SQL Basics for Epidemiological Research
Project Description
This SQL project is designed for beginners who want to practice writing SQL queries using a real-world dataset. You will leverage a collection of the COVID-19 data maintained by Our World in Data, updated daily and including data on confirmed cases, deaths, and testing, as well as other variables of potential interest. The main goal is to help you become familiar with SQL syntax and basic data analysis tasks. You will gain access to comprehensive explanations of SQL queries and concepts, and interactive coding examples and challenges.
Dataset
This project will leverage the COVID-19 dataset by Our World in Data from Kaggle.

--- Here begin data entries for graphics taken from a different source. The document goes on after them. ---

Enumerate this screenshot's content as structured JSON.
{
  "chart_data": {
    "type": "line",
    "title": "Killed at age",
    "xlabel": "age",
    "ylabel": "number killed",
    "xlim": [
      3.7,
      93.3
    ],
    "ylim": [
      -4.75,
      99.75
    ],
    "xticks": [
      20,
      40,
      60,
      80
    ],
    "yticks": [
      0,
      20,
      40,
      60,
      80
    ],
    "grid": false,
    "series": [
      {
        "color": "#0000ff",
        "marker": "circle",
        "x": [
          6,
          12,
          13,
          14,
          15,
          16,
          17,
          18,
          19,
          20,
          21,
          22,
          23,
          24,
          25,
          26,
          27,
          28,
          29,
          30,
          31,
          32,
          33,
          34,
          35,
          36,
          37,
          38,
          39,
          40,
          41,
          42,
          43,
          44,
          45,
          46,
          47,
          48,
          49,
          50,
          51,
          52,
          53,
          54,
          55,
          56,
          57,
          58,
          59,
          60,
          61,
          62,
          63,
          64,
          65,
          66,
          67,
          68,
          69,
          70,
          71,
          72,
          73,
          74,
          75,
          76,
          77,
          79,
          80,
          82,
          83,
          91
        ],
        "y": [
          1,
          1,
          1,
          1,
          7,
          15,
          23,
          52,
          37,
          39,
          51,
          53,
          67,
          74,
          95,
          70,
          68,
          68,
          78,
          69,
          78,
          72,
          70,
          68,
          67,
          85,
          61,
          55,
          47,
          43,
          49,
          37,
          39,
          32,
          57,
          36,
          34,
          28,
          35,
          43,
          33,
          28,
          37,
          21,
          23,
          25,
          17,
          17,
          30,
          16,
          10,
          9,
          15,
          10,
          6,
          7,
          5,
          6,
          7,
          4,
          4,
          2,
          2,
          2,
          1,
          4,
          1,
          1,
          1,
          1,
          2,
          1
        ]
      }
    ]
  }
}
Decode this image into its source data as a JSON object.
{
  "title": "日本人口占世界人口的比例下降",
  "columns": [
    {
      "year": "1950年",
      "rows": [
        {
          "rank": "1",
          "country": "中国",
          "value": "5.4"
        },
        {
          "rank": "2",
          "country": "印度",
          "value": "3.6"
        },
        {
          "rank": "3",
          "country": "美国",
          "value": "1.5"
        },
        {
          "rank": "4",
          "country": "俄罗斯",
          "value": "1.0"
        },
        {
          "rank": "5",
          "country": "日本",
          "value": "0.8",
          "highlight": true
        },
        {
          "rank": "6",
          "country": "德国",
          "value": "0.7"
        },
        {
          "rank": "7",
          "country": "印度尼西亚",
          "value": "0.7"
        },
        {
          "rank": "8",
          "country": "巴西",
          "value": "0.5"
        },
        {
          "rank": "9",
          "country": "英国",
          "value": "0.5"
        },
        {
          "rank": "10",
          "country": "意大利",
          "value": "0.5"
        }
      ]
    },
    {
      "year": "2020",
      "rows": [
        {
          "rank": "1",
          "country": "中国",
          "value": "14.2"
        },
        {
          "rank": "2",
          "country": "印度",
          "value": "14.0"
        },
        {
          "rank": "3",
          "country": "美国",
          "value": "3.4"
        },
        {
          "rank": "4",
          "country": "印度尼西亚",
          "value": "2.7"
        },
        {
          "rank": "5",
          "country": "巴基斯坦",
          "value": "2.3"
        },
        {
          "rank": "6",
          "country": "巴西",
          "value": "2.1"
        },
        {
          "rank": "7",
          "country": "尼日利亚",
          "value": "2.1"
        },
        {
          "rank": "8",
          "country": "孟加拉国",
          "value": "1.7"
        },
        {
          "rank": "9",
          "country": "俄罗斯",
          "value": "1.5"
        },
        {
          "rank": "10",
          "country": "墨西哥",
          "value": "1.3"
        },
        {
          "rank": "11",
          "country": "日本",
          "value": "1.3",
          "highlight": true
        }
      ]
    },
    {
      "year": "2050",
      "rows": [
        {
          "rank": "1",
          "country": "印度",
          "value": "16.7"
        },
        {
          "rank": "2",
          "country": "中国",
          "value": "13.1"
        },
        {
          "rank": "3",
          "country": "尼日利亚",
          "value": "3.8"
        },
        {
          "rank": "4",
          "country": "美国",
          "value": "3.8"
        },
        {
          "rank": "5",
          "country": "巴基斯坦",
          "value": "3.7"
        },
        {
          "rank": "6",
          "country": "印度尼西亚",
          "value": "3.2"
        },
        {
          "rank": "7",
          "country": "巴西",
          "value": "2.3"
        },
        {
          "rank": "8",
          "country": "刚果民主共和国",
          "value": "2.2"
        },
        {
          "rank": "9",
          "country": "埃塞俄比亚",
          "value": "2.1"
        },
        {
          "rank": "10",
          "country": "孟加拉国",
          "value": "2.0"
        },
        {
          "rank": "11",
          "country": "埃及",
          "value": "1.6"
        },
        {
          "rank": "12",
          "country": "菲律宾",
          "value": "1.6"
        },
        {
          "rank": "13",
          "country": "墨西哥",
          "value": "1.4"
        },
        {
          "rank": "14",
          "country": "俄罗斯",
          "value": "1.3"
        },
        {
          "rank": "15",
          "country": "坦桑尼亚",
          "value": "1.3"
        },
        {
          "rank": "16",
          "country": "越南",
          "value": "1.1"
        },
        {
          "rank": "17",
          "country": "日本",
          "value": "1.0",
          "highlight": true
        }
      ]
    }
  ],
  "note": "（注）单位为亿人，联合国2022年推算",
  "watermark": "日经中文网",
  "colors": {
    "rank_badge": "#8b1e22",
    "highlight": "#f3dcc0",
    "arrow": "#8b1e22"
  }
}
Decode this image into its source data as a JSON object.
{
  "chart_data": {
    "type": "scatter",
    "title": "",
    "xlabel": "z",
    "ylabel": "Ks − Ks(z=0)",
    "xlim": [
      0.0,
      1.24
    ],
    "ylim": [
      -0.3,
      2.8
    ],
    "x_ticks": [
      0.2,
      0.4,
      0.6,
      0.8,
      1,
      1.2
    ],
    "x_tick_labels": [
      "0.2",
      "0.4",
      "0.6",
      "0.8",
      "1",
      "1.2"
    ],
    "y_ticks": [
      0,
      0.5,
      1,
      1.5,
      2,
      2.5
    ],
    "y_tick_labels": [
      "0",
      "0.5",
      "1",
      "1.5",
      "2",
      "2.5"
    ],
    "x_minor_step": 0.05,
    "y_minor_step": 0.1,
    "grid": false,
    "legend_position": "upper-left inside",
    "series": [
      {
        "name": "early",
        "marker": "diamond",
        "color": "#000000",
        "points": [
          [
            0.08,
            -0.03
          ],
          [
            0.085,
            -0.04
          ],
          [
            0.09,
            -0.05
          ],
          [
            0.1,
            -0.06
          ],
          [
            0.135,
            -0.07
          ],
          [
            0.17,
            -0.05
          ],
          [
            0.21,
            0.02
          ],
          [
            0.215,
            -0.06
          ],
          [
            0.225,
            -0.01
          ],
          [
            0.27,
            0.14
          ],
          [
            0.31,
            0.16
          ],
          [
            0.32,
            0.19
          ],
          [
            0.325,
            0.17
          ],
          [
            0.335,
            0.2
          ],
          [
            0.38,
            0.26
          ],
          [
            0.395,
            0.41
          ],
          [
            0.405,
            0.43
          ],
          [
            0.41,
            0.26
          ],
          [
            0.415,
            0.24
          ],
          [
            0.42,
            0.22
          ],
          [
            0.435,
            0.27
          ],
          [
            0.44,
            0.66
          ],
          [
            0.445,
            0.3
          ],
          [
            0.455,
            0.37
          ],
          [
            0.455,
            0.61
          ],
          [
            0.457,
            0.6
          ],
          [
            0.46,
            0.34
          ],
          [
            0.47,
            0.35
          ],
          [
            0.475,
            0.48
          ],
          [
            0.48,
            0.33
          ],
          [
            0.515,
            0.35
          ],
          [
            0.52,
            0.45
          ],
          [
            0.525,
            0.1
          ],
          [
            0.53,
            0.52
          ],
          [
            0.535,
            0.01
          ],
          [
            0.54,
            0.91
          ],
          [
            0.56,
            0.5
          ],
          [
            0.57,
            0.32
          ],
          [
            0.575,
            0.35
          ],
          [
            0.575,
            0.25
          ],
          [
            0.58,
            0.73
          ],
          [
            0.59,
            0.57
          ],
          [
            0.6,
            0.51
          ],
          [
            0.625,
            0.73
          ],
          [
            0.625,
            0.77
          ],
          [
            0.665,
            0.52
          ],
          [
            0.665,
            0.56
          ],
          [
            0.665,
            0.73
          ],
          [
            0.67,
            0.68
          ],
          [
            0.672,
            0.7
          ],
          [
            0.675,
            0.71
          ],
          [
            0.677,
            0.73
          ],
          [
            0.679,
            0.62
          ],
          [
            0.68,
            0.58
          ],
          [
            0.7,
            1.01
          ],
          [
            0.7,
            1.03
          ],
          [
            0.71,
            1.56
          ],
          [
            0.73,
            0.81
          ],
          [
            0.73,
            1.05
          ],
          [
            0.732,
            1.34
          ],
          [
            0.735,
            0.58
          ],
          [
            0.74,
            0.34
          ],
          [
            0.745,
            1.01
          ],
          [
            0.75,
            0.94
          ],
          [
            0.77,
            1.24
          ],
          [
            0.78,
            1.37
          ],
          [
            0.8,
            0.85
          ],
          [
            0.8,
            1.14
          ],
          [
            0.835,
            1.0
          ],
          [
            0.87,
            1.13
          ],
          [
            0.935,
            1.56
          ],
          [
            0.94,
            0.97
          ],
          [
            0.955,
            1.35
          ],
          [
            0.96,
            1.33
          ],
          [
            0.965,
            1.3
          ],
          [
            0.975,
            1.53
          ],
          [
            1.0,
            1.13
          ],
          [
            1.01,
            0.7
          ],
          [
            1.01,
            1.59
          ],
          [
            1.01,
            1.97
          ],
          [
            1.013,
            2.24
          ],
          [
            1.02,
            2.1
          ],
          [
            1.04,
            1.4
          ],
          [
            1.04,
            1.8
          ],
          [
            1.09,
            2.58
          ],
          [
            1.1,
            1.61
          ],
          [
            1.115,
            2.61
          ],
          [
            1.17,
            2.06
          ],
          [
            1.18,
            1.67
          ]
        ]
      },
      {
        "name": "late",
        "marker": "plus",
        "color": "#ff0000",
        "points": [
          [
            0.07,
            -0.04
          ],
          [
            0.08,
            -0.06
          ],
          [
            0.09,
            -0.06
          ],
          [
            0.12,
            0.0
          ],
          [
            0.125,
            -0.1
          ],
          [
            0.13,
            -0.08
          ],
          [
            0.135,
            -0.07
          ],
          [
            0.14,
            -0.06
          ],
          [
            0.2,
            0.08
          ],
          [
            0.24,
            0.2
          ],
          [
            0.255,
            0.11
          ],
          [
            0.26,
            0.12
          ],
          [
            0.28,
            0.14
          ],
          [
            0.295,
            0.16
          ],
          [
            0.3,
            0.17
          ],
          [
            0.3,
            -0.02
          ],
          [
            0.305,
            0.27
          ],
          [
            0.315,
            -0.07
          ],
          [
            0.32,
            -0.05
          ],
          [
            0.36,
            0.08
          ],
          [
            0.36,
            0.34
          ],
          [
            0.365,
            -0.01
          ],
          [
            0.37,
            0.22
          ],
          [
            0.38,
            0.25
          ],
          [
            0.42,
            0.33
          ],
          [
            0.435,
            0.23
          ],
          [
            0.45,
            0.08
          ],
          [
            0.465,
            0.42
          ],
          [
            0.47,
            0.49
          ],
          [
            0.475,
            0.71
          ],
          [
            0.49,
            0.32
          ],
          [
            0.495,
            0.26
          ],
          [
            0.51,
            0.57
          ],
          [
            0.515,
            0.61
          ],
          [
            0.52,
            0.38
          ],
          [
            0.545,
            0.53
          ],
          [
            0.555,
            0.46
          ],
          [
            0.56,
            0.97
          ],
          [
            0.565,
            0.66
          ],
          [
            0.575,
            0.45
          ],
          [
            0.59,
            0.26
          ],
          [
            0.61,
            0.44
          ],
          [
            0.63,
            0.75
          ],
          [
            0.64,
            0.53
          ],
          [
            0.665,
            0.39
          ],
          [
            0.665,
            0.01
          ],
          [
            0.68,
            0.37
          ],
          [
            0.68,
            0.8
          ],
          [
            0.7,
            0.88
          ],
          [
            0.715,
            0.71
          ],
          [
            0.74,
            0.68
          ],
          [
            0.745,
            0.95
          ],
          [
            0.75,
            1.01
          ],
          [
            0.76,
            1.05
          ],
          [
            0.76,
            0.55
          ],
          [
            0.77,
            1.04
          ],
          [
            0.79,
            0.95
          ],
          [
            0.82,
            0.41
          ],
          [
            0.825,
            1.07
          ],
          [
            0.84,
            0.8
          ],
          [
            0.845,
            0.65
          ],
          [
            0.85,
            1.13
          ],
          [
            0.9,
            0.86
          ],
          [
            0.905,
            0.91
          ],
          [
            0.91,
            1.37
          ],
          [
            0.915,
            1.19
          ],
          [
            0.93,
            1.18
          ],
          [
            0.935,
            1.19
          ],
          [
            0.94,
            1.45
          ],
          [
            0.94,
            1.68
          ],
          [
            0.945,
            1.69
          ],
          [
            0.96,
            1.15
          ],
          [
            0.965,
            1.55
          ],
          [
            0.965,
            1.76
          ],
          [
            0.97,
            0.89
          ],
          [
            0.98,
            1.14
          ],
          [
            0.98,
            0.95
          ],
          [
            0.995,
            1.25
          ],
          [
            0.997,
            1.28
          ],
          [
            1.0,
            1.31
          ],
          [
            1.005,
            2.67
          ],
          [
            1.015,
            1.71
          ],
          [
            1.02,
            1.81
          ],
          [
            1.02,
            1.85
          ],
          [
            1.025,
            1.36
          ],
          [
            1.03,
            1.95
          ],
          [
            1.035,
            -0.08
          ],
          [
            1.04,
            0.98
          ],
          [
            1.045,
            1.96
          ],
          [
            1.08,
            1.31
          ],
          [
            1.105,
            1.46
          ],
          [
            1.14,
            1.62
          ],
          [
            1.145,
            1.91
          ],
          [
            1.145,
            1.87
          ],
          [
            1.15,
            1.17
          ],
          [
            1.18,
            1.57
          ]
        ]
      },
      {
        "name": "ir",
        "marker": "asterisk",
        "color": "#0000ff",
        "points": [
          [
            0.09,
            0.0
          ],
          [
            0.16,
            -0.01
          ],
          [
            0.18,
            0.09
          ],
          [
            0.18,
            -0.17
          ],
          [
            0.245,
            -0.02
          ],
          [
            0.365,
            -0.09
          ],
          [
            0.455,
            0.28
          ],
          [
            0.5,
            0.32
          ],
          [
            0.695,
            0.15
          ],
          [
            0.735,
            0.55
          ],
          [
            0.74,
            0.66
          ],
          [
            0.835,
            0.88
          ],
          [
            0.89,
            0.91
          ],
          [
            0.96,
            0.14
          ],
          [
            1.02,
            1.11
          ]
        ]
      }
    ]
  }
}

Relevant Skills You May Apply
Basic SQL knowledge
Skills You May Gain
Introductory to Intermediate SQL syntax and prompts
Total Time
Approximately 10 hours (1 to 2 weeks)
Milestones
Milestone 1: Libraries and Database Setup
Milestone 2: Loading the Dataset
Milestone 3: Basic SQL Queries
Milestone 4: Filtering Data
Milestone 5: Aggregating Data
Milestone 6: Grouping Data
Milestone 7: Sorting Data
Milestone 8: Joining Tables
Milestone 9: Subqueries
Milestone 10: Window Functions
Milestone 11: Data Analysis and Visualization
Milestone 12: Closing Connection
Milestone 13: Summary of Basic SQL Commands
Deliverables
Deliverables include a project report highlighting new skills gained and an interactive Python notebook (Jupyter/Google Colab).